A 21-year-old transient has been identified as the man who climbed into the San Francisco Zoo's grizzly bear enclosure at closing time Saturday.
At a news conference Sunday morning at the zoo, authorities confirmed Kenneth Herron was the man who somehow got into the exhibit but was not hurt, despite coming within inches of one of the bears, according to Bob Jenkins, vice president for the zoo's Institutional Advancement.
Herron was spotted inside the enclosure by another zoo visitor around 5 p.m., and zoo staff immediately responded to the exhibit area, zoo spokeswoman Gwendolyn Tornatore said.

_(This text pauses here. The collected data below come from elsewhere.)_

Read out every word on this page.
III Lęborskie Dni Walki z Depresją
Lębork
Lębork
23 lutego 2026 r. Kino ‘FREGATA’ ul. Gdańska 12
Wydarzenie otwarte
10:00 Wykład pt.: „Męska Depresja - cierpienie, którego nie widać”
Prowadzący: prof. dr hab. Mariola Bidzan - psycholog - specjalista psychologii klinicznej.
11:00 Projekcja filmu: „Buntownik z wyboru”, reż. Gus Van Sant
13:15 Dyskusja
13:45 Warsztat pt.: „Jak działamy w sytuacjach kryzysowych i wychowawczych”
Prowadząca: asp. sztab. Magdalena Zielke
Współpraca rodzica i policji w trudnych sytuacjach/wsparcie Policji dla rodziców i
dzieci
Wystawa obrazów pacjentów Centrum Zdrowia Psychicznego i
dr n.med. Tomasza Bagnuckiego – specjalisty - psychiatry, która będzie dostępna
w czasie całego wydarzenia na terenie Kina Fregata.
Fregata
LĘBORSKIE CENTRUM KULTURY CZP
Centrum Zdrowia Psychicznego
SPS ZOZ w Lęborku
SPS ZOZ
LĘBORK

More than a dozen people stood and watched as one of the bears approached the man who laid down behind a wall. They said the bear swatted at the man a couple of times, but never seemed aggressive.
Herron had somehow made his way into the enclosure that is surrounded by 15-foot walls on three sides, and a 13- to 14-foot moat with a 4-foot high barrier on the fourth side, Jenkins said.

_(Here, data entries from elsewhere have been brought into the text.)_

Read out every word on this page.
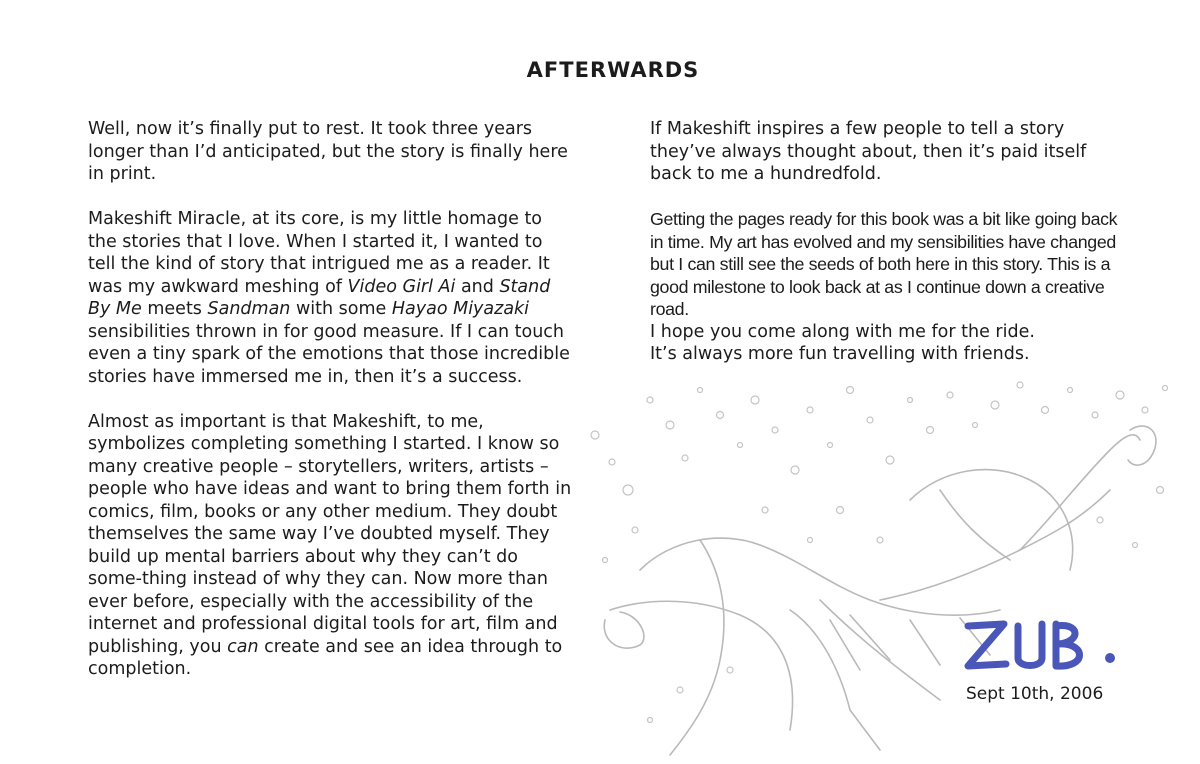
AFTERWARDS

Well, now it’s finally put to rest. It took three years longer than I’d anticipated, but the story is finally here in print.

Makeshift Miracle, at its core, is my little homage to the stories that I love. When I started it, I wanted to tell the kind of story that intrigued me as a reader. It was my awkward meshing of Video Girl Ai and Stand By Me meets Sandman with some Hayao Miyazaki sensibilities thrown in for good measure. If I can touch even a tiny spark of the emotions that those incredible stories have immersed me in, then it’s a success.

Almost as important is that Makeshift, to me, symbolizes completing something I started. I know so many creative people – storytellers, writers, artists – people who have ideas and want to bring them forth in comics, film, books or any other medium. They doubt themselves the same way I’ve doubted myself. They build up mental barriers about why they can’t do some-thing instead of why they can. Now more than ever before, especially with the accessibility of the internet and professional digital tools for art, film and publishing, you can create and see an idea through to completion.

If Makeshift inspires a few people to tell a story they’ve always thought about, then it’s paid itself back to me a hundredfold.

Getting the pages ready for this book was a bit like going back in time. My art has evolved and my sensibilities have changed but I can still see the seeds of both here in this story. This is a good milestone to look back at as I continue down a creative road.

I hope you come along with me for the ride.

It’s always more fun travelling with friends.

Sept 10th, 2006
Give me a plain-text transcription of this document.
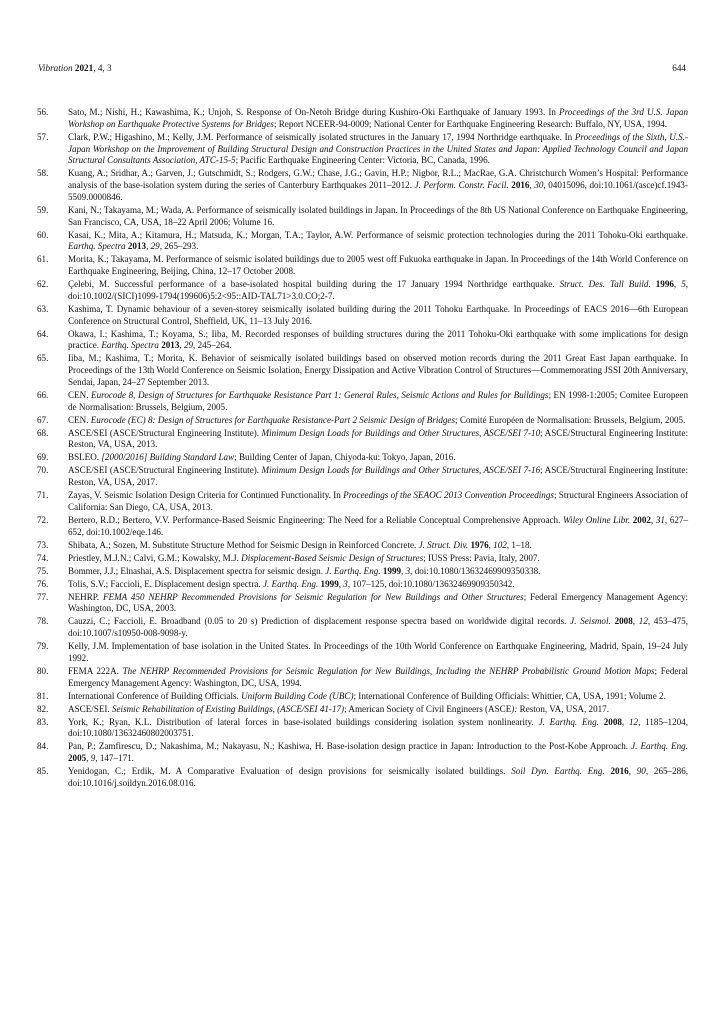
Vibration 2021, 4, 3	644
56.	Sato, M.; Nishi, H.; Kawashima, K.; Unjoh, S. Response of On-Netoh Bridge during Kushiro-Oki Earthquake of January 1993. In Proceedings of the 3rd U.S. Japan Workshop on Earthquake Protective Systems for Bridges; Report NCEER-94-0009; National Center for Earthquake Engineering Research: Buffalo, NY, USA, 1994.
57.	Clark, P.W.; Higashino, M.; Kelly, J.M. Performance of seismically isolated structures in the January 17, 1994 Northridge earthquake. In Proceedings of the Sixth, U.S.-Japan Workshop on the Improvement of Building Structural Design and Construction Practices in the United States and Japan: Applied Technology Council and Japan Structural Consultants Association, ATC-15-5; Pacific Earthquake Engineering Center: Victoria, BC, Canada, 1996.
58.	Kuang, A.; Sridhar, A.; Garven, J.; Gutschmidt, S.; Rodgers, G.W.; Chase, J.G.; Gavin, H.P.; Nigbor, R.L.; MacRae, G.A. Christchurch Women’s Hospital: Performance analysis of the base-isolation system during the series of Canterbury Earthquakes 2011–2012. J. Perform. Constr. Facil. 2016, 30, 04015096, doi:10.1061/(asce)cf.1943-5509.0000846.
59.	Kani, N.; Takayama, M.; Wada, A. Performance of seismically isolated buildings in Japan. In Proceedings of the 8th US National Conference on Earthquake Engineering, San Francisco, CA, USA, 18–22 April 2006; Volume 16.
60.	Kasai, K.; Mita, A.; Kitamura, H.; Matsuda, K.; Morgan, T.A.; Taylor, A.W. Performance of seismic protection technologies during the 2011 Tohoku-Oki earthquake. Earthq. Spectra 2013, 29, 265–293.
61.	Morita, K.; Takayama, M. Performance of seismic isolated buildings due to 2005 west off Fukuoka earthquake in Japan. In Proceedings of the 14th World Conference on Earthquake Engineering, Beijing, China, 12–17 October 2008.
62.	Çelebi, M. Successful performance of a base-isolated hospital building during the 17 January 1994 Northridge earthquake. Struct. Des. Tall Build. 1996, 5, doi:10.1002/(SICI)1099-1794(199606)5:2<95::AID-TAL71>3.0.CO;2-7.
63.	Kashima, T. Dynamic behaviour of a seven-storey seismically isolated building during the 2011 Tohoku Earthquake. In Proceedings of EACS 2016—6th European Conference on Structural Control, Sheffield, UK, 11–13 July 2016.
64.	Okawa, I.; Kashima, T.; Koyama, S.; Iiba, M. Recorded responses of building structures during the 2011 Tohoku-Oki earthquake with some implications for design practice. Earthq. Spectra 2013, 29, 245–264.
65.	Iiba, M.; Kashima, T.; Morita, K. Behavior of seismically isolated buildings based on observed motion records during the 2011 Great East Japan earthquake. In Proceedings of the 13th World Conference on Seismic Isolation, Energy Dissipation and Active Vibration Control of Structures—Commemorating JSSI 20th Anniversary, Sendai, Japan, 24–27 September 2013.
66.	CEN. Eurocode 8, Design of Structures for Earthquake Resistance Part 1: General Rules, Seismic Actions and Rules for Buildings; EN 1998-1:2005; Comitee Europeen de Normalisation: Brussels, Belgium, 2005.
67.	CEN. Eurocode (EC) 8: Design of Structures for Earthquake Resistance-Part 2 Seismic Design of Bridges; Comité Européen de Normalisation: Brussels, Belgium, 2005.
68.	ASCE/SEI (ASCE/Structural Engineering Institute). Minimum Design Loads for Buildings and Other Structures, ASCE/SEI 7-10; ASCE/Structural Engineering Institute: Reston, VA, USA, 2013.
69.	BSLEO. [2000/2016] Building Standard Law; Building Center of Japan, Chiyoda-ku: Tokyo, Japan, 2016.
70.	ASCE/SEI (ASCE/Structural Engineering Institute). Minimum Design Loads for Buildings and Other Structures, ASCE/SEI 7-16; ASCE/Structural Engineering Institute: Reston, VA, USA, 2017.
71.	Zayas, V. Seismic Isolation Design Criteria for Continued Functionality. In Proceedings of the SEAOC 2013 Convention Proceedings; Structural Engineers Association of California: San Diego, CA, USA, 2013.
72.	Bertero, R.D.; Bertero, V.V. Performance-Based Seismic Engineering: The Need for a Reliable Conceptual Comprehensive Approach. Wiley Online Libr. 2002, 31, 627–652, doi:10.1002/eqe.146.
73.	Shibata, A.; Sozen, M. Substitute Structure Method for Seismic Design in Reinforced Concrete. J. Struct. Div. 1976, 102, 1–18.
74.	Priestley, M.J.N.; Calvi, G.M.; Kowalsky, M.J. Displacement-Based Seismic Design of Structures; IUSS Press: Pavia, Italy, 2007.
75.	Bommer, J.J.; Elnashai, A.S. Displacement spectra for seismic design. J. Earthq. Eng. 1999, 3, doi:10.1080/13632469909350338.
76.	Tolis, S.V.; Faccioli, E. Displacement design spectra. J. Earthq. Eng. 1999, 3, 107–125, doi:10.1080/13632469909350342.
77.	NEHRP. FEMA 450 NEHRP Recommended Provisions for Seismic Regulation for New Buildings and Other Structures; Federal Emergency Management Agency: Washington, DC, USA, 2003.
78.	Cauzzi, C.; Faccioli, E. Broadband (0.05 to 20 s) Prediction of displacement response spectra based on worldwide digital records. J. Seismol. 2008, 12, 453–475, doi:10.1007/s10950-008-9098-y.
79.	Kelly, J.M. Implementation of base isolation in the United States. In Proceedings of the 10th World Conference on Earthquake Engineering, Madrid, Spain, 19–24 July 1992.
80.	FEMA 222A. The NEHRP Recommended Provisions for Seismic Regulation for New Buildings, Including the NEHRP Probabilistic Ground Motion Maps; Federal Emergency Management Agency: Washington, DC, USA, 1994.
81.	International Conference of Building Officials. Uniform Building Code (UBC); International Conference of Building Officials: Whittier, CA, USA, 1991; Volume 2.
82.	ASCE/SEI. Seismic Rehabilitation of Existing Buildings, (ASCE/SEI 41-17); American Society of Civil Engineers (ASCE): Reston, VA, USA, 2017.
83.	York, K.; Ryan, K.L. Distribution of lateral forces in base-isolated buildings considering isolation system nonlinearity. J. Earthq. Eng. 2008, 12, 1185–1204, doi:10.1080/13632460802003751.
84.	Pan, P.; Zamfirescu, D.; Nakashima, M.; Nakayasu, N.; Kashiwa, H. Base-isolation design practice in Japan: Introduction to the Post-Kobe Approach. J. Earthq. Eng. 2005, 9, 147–171.
85.	Yenidogan, C.; Erdik, M. A Comparative Evaluation of design provisions for seismically isolated buildings. Soil Dyn. Earthq. Eng. 2016, 90, 265–286, doi:10.1016/j.soildyn.2016.08.016.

Jenkins said he doesn't know why Herron climbed into the bears' enclosure, but said it's no easy feat to get inside.
"It would be pure speculation on my part as to why he went in the bear enclosure," he said. "It takes a very concerted effort to get into the facility. You have to be very determined to do that."
One of the bears came up to Herron and sniffed his foot, but zoo staff fired a warning shot that kept the bears from attacking him, Jenkins said.
The bears were taken safely into their night quarters and secured, Jenkins said, and Herron was taken into police custody and placed under psychiatric evaluation. Herron reportedly has outstanding prior warrants, Jenkins said.
The two bears in the grizzly enclosure are sisters and about 5 or 6 years old, according to Jenkins. The zoo rescued them in 2005 when they were going to be euthanized for raiding ranchers' barns in Montana.
On Christmas Day 2007, a 17-year-old boy was killed at the zoo by a Siberian tiger that escaped its enclosure.